The Haredim (ultra-Orthodox) are changing their attitude toward Israeli society writ large, and are returning to their historical stance of oppositionalism – resistance to authority and expectations.
Last month, Yitzhak Goldknopf and Meir Porush, two ministers from Agudat Yisrael, resigned from the government. Earlier this week, the Degel HaTorah party pulled out of the coalition, followed by Agudat Yisrael. Most commentators have treated these developments with some cynicism, convinced that a formula for a conscription law will be found before the resignations take effect, and everyone will return to the fold.
I am not certain they are right. There is a reasonable chance that the Haredim (ultra-Orthodox) — at least the Ashkenazi faction — will “go all the way” and leave the government, even if it brings it down. We should consider the possibility that the Haredim are changing their attitude toward Israeli society writ large, and are returning to their historical stance of oppositionalism — resistant to authority and expectations.
The Haredim see themselves as the “surviving remnant” — the authentic Jews who were not swept up by the waves of modernity, secularism, and nationalism. and therefore stand apart from the broader Jewish public. They maintain a separate and parallel system of public institutions alongside those of the broader Jewish and Israeli society — not only schools and synagogues, but also free-loan societies and charitable welfare organizations. Their fundamental ideological position is that they are “in exile among Jews,” to use the title of a famous article by one of their leaders in Poland, Nathan Birnbaum (1864-1937).
The Haredi parties have been part of Likud-led coalitions for nearly 50 years, since Menachem Begin’s political upheaval in 1977. Over the years, Likud essentially invited the Haredim to abandon their oppositional stance and join the broad right-wing coalition of traditionalists, religious Zionists, and Haredim — the “coalition of believers,” as Shimon Riklin calls it. The Haredim responded that they were willing to do so, but only if their most basic and important interests were safeguarded. These included a complete exemption from military service for all Haredi men devoted to full-time Torah study. For a time, such a demand was politically untenable, due to the presence in Likud coalitions of secular (Yisrael Beiteinu) or centrist (Yesh Atid) parties. Yet there was an expectation that with the rise of “full right-wing” governments, a Haredi draft exemption law might finally pass. Of course, that has not happened, and Netanyahu has essentially stalled them for two years.
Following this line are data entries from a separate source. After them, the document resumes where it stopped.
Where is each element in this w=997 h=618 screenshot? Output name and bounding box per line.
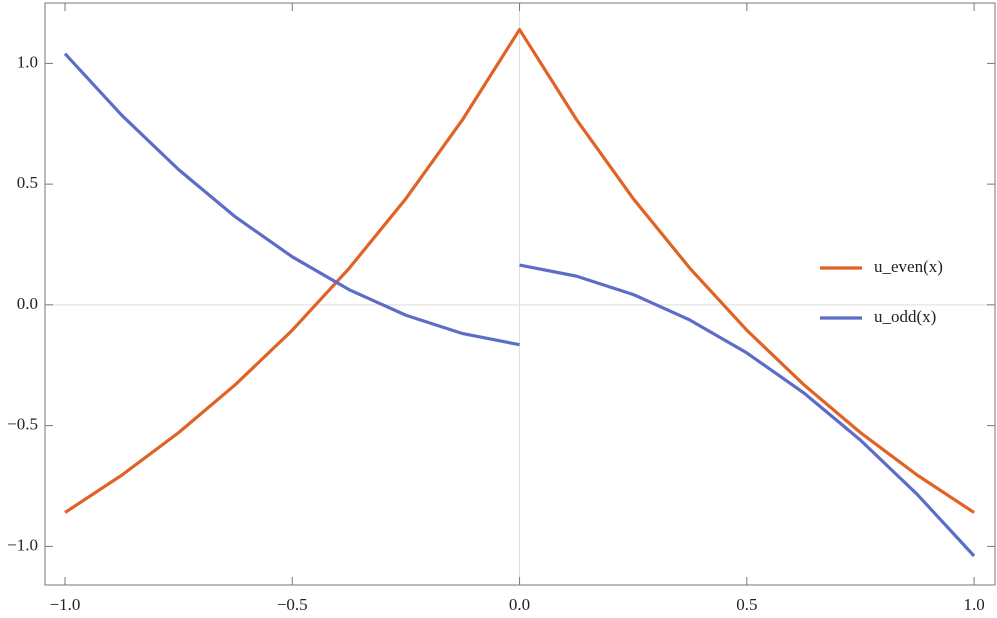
y-tick-label: 1.0: [17, 52, 38, 71]
x-tick-label: 0.5: [736, 595, 757, 614]
y-tick-label: −1.0: [7, 535, 38, 554]
series-line: [64, 27, 975, 514]
series-line: [63, 52, 976, 558]
y-tick-label: −0.5: [7, 415, 38, 434]
x-tick-label: −1.0: [50, 595, 81, 614]
y-tick-label: 0.5: [17, 173, 38, 192]
y-tick-label: 0.0: [17, 294, 38, 313]
legend-label: u_even(x): [874, 257, 943, 276]
legend-label: u_odd(x): [874, 307, 936, 326]
x-tick-label: −0.5: [277, 595, 308, 614]
x-tick-label: 1.0: [963, 595, 984, 614]
x-tick-label: 0.0: [509, 595, 530, 614]
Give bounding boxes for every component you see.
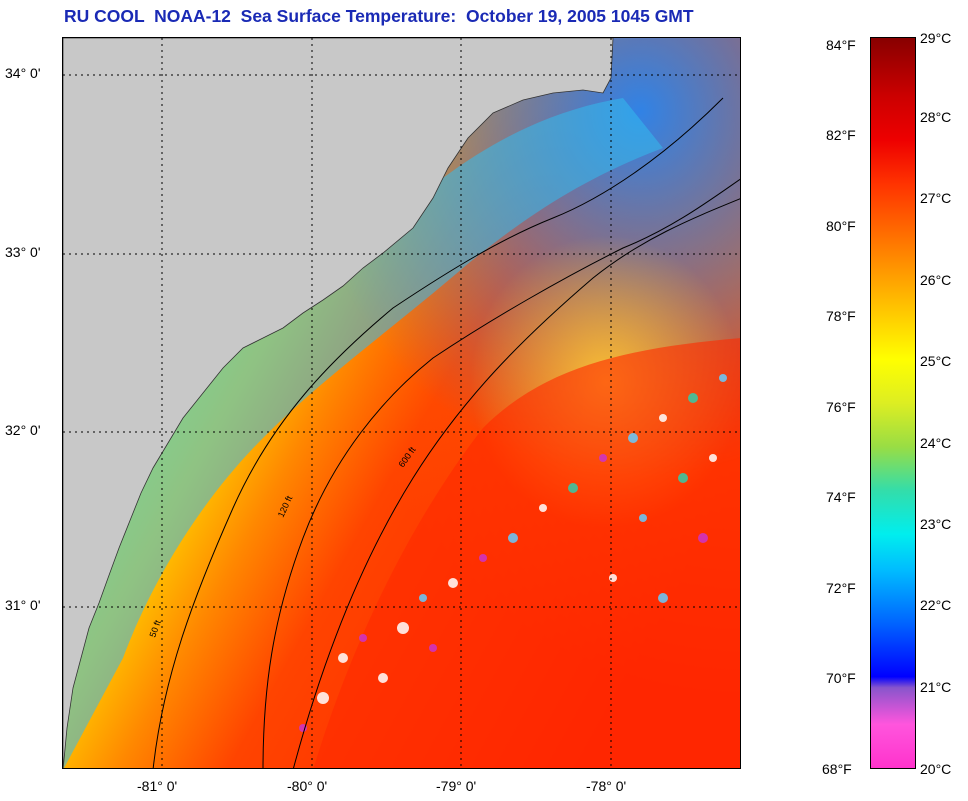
- colorbar-f-74: 74°F: [826, 489, 856, 505]
- colorbar-f-72: 72°F: [826, 580, 856, 596]
- lat-label-32: 32° 0': [5, 422, 41, 438]
- colorbar-f-70: 70°F: [826, 670, 856, 686]
- map-title: RU COOL NOAA-12 Sea Surface Temperature:…: [64, 6, 694, 26]
- colorbar-c-22: 22°C: [920, 597, 952, 613]
- colorbar-c-25: 25°C: [920, 353, 952, 369]
- colorbar-c-29: 29°C: [920, 30, 952, 46]
- cloud-speckles: [299, 374, 727, 732]
- colorbar-f-84: 84°F: [826, 37, 856, 53]
- lon-label-80: -80° 0': [287, 778, 328, 794]
- lat-label-34: 34° 0': [5, 65, 41, 81]
- lon-label-78: -78° 0': [586, 778, 627, 794]
- cold-coastal-band: [63, 98, 663, 768]
- colorbar-c-20: 20°C: [920, 761, 952, 777]
- colorbar-c-28: 28°C: [920, 109, 952, 125]
- colorbar-f-68: 68°F: [822, 761, 852, 777]
- colorbar-c-26: 26°C: [920, 272, 952, 288]
- colorbar-c-24: 24°C: [920, 435, 952, 451]
- lon-label-81: -81° 0': [137, 778, 178, 794]
- bathymetry-contours: [152, 97, 740, 768]
- land-mass: [63, 38, 614, 768]
- colorbar-c-23: 23°C: [920, 516, 952, 532]
- colorbar-f-82: 82°F: [826, 127, 856, 143]
- lon-label-79: -79° 0': [436, 778, 477, 794]
- lat-label-31: 31° 0': [5, 597, 41, 613]
- colorbar-c-27: 27°C: [920, 190, 952, 206]
- grid-lines: [63, 38, 740, 768]
- colorbar-f-78: 78°F: [826, 308, 856, 324]
- colorbar-c-21: 21°C: [920, 679, 952, 695]
- lat-label-33: 33° 0': [5, 244, 41, 260]
- colorbar-f-80: 80°F: [826, 218, 856, 234]
- temperature-colorbar: [870, 37, 916, 769]
- gulf-stream: [313, 338, 740, 768]
- colorbar-f-76: 76°F: [826, 399, 856, 415]
- sst-map[interactable]: 50 ft 120 ft 600 ft: [62, 37, 741, 769]
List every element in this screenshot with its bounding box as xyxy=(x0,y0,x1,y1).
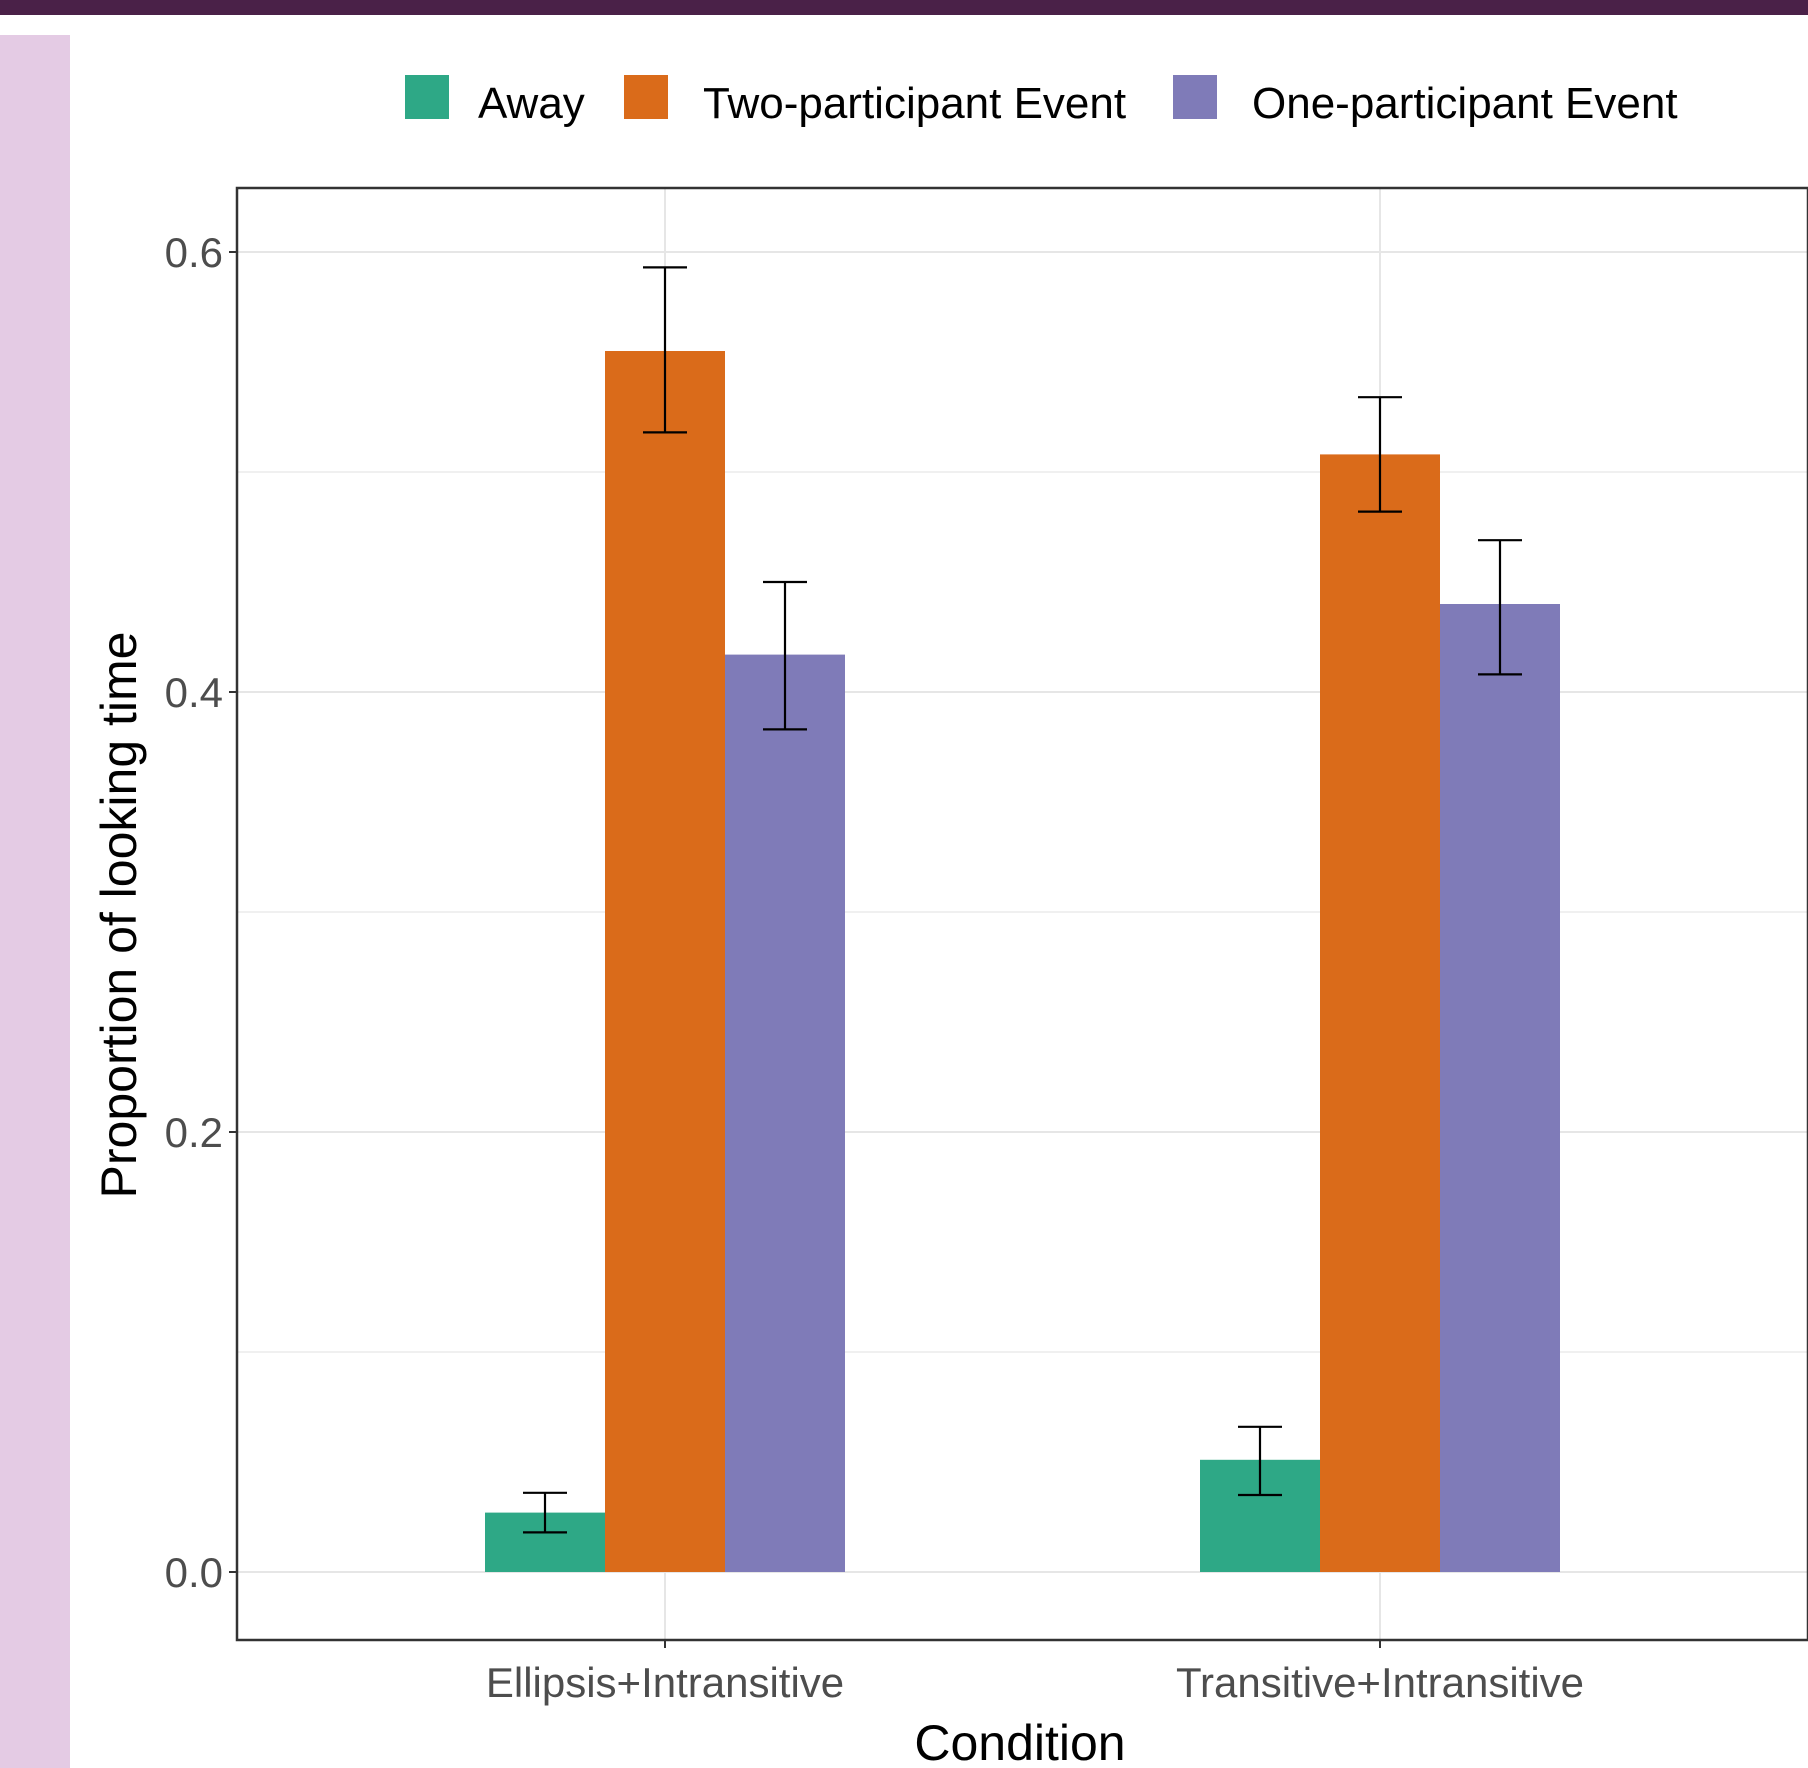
y-axis-label: Proportion of looking time xyxy=(91,632,147,1199)
y-tick-label: 0.6 xyxy=(165,229,223,276)
side-panel xyxy=(0,35,70,1768)
legend-label-one-participant: One-participant Event xyxy=(1252,79,1678,128)
error-bar-one-participant-2 xyxy=(1478,539,1522,676)
x-tick-label: Ellipsis+Intransitive xyxy=(486,1659,844,1706)
legend-key-two-participant xyxy=(624,75,668,119)
error-bar-two-participant-1 xyxy=(643,266,687,434)
error-bar-away-2 xyxy=(1238,1425,1282,1497)
x-axis-label: Condition xyxy=(914,1715,1125,1768)
legend-label-two-participant: Two-participant Event xyxy=(703,79,1126,128)
y-tick-label: 0.0 xyxy=(165,1549,223,1596)
bar-two-participant-2 xyxy=(1320,454,1440,1572)
x-axis: Ellipsis+Intransitive Transitive+Intransi… xyxy=(486,1640,1584,1706)
top-banner xyxy=(0,0,1808,15)
legend: Away Two-participant Event One-participa… xyxy=(405,75,1678,128)
bar-one-participant-2 xyxy=(1440,604,1560,1572)
bar-two-participant-1 xyxy=(605,351,725,1572)
plot-panel-border xyxy=(235,186,1808,1642)
y-tick-label: 0.4 xyxy=(165,669,223,716)
bar-one-participant-1 xyxy=(725,654,845,1572)
legend-key-one-participant xyxy=(1173,75,1217,119)
legend-label-away: Away xyxy=(478,79,585,128)
error-bar-two-participant-2 xyxy=(1358,396,1402,513)
y-axis: 0.0 0.2 0.4 0.6 xyxy=(165,229,237,1596)
bars xyxy=(485,351,1560,1572)
error-bar-away-1 xyxy=(523,1491,567,1534)
grid-lines xyxy=(237,188,1808,1640)
x-tick-label: Transitive+Intransitive xyxy=(1176,1659,1584,1706)
legend-key-away xyxy=(405,75,449,119)
error-bars xyxy=(523,266,1522,1534)
y-tick-label: 0.2 xyxy=(165,1109,223,1156)
error-bar-one-participant-1 xyxy=(763,580,807,731)
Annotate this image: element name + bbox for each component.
What is important is not only that it didn’t happen, but that the Haredi leadership is increasingly convinced it cannot happen. They understand that it is not the politicians who are the problem, but rather Israeli society itself — including Religious Zionists and Likud supporters — who oppose such a move. In other words, they now understand that they are returning to an oppositional relationship with the broader Israeli society. This is a script they know well — one could say it is their foundational script. In such a scenario, the Haredim will once again be in the opposition, as they were for decades before 1977. They will be in the opposition because they fundamentally oppose the Zionist framework of the State of Israel, and they recognize that a Zionist state has, in essence, no place for Haredi society and its values. That is to say, the radical Haredi leadership is prepared — and perhaps even desires — to return to the opposition.
Naturally, such a move would have consequences, as commentators have noted, but it is not clear that these consequences are decisive. Aryeh Deri (Shas) does not want to bring down a right-wing government. But it is doubtful whether this matters to Rabbis Lando and Hirsch or to the Gur Rebbe For them, right and left are almost indistinguishable — both comprise Jews who have abandoned the Torah path and joined the false ideology of Zionism. True, they will lose significant funding. Yet even this may not trouble them much.
The Haredi society in Israel is fundamentally elitist. It was originally meant to include only those willing to dedicate their lives to Torah study out of self-sacrifice, while living materially modest lives — along with their families. Over the years, the Haredi population expanded, and with it came increased political influence and a flow of public funding. It is quite possible that the Haredi leadership is now prepared to return to the old model — higher quality in exchange for lower quantity.
It is hard to imagine that elderly rabbis and rebbes are bothered by Haredi families not going out to cafés on Saturday nights or taking vacations abroad. Nor would it trouble them if the “modern Haredim” were to leave the community. What matters is that the “surviving remnant” will remain — the faithful of Israel loyal to the path of their forefathers.